Israeli High Court of Justice awards equal funding to Reform and Conservative Jewish conversion programs
On Tuesday, May 19, 2009, the Israeli High Court of Justice, in a ground-breaking case, awarded equal funding to Reform and Conservative Jewish conversion programs. The Israel Religious Action Center (IRAC), the legal advocacy arm of the Reform Movement in Israel, originally filed this petition in 2005 against the Immigration Absorption Ministry for discrimination and today the Supreme Court agreed.
To date, the State of Israel funds privately-run conversion centers alongside state centers; however, only Orthodox centers are recognized and therefore only Orthodox centers received state funding.
The State defended its position in court based on the fact that Reform and Conservative conversions are not recognized in Israel.
The Court noted that most converts in Israel immigrated by the Law of Return, but are not Jewish according to halacha, traditional Jewish law. They wish to convert in order to embrace their Jewish identity and to become more integrated into Israeli society, a goal achieved in conversion programs of all Jewish streams.
The Court called the State’s practice of favoring only one Jewish stream discriminatory and contradictory to the State’s responsibility of ensuring freedom of religion: “The duty of the State to pluralism is not only a passive duty, but an active one as well.” They also sited their previous ruling (Naamat and IRAC in 2002) that “Jews in Israel cannot be seen as only one religious sect.”

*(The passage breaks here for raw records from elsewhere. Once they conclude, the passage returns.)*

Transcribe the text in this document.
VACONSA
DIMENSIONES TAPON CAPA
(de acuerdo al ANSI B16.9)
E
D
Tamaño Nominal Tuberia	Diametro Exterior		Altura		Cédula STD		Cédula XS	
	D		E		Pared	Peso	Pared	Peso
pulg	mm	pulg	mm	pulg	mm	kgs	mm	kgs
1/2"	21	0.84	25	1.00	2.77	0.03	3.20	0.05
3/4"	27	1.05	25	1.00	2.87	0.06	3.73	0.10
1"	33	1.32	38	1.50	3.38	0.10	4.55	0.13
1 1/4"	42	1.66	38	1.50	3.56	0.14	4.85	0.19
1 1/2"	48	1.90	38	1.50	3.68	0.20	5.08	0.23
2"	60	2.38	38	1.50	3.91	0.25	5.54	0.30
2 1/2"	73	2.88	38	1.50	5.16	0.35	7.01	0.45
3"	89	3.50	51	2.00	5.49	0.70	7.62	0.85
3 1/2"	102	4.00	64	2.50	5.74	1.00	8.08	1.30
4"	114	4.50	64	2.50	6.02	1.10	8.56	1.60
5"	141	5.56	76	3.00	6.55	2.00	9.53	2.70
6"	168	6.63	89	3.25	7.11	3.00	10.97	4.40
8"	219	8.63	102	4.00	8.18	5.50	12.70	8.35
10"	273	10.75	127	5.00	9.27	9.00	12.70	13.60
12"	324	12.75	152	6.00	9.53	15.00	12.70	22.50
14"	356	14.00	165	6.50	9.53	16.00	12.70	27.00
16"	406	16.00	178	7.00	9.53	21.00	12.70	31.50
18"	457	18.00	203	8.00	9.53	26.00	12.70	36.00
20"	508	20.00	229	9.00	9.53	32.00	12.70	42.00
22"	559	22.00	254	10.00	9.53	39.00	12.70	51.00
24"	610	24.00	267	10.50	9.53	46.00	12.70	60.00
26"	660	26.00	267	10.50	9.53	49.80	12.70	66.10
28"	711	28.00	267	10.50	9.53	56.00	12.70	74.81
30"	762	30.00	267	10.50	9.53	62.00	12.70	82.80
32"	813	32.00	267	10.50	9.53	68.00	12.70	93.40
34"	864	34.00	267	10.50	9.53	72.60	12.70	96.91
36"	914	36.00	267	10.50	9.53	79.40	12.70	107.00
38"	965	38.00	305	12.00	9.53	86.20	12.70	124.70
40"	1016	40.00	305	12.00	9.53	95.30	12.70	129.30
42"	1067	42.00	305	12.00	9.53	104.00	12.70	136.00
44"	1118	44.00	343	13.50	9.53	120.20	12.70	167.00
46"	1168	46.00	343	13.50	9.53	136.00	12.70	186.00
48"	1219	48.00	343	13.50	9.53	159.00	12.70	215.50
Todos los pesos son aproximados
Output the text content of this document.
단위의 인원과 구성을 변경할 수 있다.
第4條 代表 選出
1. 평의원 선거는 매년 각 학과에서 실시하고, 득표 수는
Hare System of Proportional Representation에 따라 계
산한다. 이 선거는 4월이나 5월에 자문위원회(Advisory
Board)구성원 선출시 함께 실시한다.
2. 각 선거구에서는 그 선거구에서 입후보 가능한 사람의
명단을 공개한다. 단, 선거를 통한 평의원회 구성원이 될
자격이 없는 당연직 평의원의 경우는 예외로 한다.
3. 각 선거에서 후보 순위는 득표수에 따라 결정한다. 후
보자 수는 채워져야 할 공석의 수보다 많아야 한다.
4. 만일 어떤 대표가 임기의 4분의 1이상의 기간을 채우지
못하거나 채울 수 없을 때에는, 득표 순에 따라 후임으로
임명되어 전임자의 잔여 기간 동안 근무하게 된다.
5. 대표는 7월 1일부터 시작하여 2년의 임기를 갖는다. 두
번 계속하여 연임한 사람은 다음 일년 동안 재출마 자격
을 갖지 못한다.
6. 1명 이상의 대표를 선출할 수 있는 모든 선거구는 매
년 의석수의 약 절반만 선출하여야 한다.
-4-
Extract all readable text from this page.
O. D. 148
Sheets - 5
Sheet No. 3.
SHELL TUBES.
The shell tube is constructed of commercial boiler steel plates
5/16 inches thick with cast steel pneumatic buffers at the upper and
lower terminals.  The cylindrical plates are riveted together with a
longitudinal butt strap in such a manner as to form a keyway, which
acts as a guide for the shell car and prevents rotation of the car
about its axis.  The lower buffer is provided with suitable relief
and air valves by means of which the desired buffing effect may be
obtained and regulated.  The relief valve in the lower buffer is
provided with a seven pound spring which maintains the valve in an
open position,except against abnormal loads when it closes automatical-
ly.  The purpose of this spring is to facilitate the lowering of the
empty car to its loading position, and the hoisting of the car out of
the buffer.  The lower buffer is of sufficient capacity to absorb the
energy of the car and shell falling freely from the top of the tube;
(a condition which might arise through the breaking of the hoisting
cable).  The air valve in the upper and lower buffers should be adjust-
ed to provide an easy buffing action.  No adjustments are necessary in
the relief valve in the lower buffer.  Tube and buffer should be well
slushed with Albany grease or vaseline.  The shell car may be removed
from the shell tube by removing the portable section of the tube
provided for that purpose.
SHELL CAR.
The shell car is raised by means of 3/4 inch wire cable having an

The verdict in this case calls for all private non-Orthodox conversion programs to be reimbursed retroactively for the years 2006-2009 and for all future funding to be given equally to conversion programs of all Jewish streams.
Attorney Einat Hurvitz, IRAC’s Legal Department Director, responded to the Court’s ruling: “Today's verdict reaffirms the fundamental right to equality and religious freedom by ruling that the State may not discriminate between people based on their choice of Jewish stream. Today, the Court set a precedent, mandating State-funding for religious services of the Reform Movement and other non-Orthodox streams of Judaism. We hope that this clear message from the court leads to a change in government policy and puts an end to the exclusion of the Reform movement by the State."